Technology brings new life to WWI communications

Scott Macleod | Account Manager Technology, Uncategorized Leave a Comment


This week provided a sobering reminder of the sacrifices made by our Tauranga forebears – and a demonstration of just how far we’ve come with communications technology.

The reminder occurred on Sunday, when more than 300 people gathered in Memorial Park to pay their respects to 109 local men who died in World War 1.

For this communications professional, Remembrance Day was a time to reflect beyond the horrors of war to the propaganda which led our forefathers to believe they were embarking on a ‘grand adventure’.

It was also a time to ponder the incredible scientific advances made in the short span of 100 years, with century-old communications technology including rudimentary biplanes, Morse code and hand-cranked movie cameras producing jerky images bereft of sound.
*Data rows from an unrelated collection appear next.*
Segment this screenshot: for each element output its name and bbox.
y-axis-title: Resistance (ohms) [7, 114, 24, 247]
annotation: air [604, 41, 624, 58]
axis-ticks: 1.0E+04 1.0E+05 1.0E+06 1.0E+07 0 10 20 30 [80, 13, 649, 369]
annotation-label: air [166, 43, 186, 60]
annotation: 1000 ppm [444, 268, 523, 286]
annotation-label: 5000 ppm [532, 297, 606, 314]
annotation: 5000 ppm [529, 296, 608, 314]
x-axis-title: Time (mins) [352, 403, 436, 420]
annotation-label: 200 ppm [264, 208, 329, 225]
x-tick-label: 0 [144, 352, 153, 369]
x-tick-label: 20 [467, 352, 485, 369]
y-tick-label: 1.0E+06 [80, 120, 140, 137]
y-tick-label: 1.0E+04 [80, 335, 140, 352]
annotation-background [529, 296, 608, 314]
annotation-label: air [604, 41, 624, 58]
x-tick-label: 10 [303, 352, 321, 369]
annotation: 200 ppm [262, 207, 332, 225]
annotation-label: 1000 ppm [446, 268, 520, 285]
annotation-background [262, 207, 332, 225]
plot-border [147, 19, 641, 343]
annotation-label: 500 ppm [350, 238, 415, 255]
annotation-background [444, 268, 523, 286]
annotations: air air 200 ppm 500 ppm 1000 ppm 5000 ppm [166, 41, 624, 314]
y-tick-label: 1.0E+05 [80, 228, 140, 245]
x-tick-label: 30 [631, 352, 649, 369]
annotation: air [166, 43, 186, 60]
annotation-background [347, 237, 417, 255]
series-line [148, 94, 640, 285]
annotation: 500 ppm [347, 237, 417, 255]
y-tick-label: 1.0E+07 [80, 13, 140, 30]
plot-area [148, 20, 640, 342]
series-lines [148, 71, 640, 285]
How often have we seen those old black-and-white war clips of soldiers marching at comical speeds, or uttering cryptic pronouncements to cameras unable to capture their voices?

Also this week, Kiwi film visionary Sir Peter Jackson demonstrated that modern technology can enhance the meaning of those early attempts to communicate through film.

This occurred when Jackson’s riveting documentary They Shall Not Grow Old hit local cinemas after attracting rave reviews overseas.

Jackson produced his film after gaining access to British archives containing hundreds of hours of footage from 1914 – 1918.

None of those films were shot at the modern rate of 24 frames per second, so the director’s technical wizards used powerful computers to recreate the images that were missing between each frame.

After much research into geography, flora, weaponry and uniforms, they painstakingly colourised the films to look as realistic as possible.

Perhaps most remarkably of all, Jackson employed professional lip-readers to decipher the silent words of the men captured on film, with voice actors re-creating the words they uttered so long ago.

These efforts have had the combined effect of humanising the men, of compelling us to identify with them as individuals, of enhancing the poignancy of their trials and their deaths.

Jackson has proven that technology can enhance the power of messages created 100 years ago and, in doing so, has breathed new life into those who shall not grow old.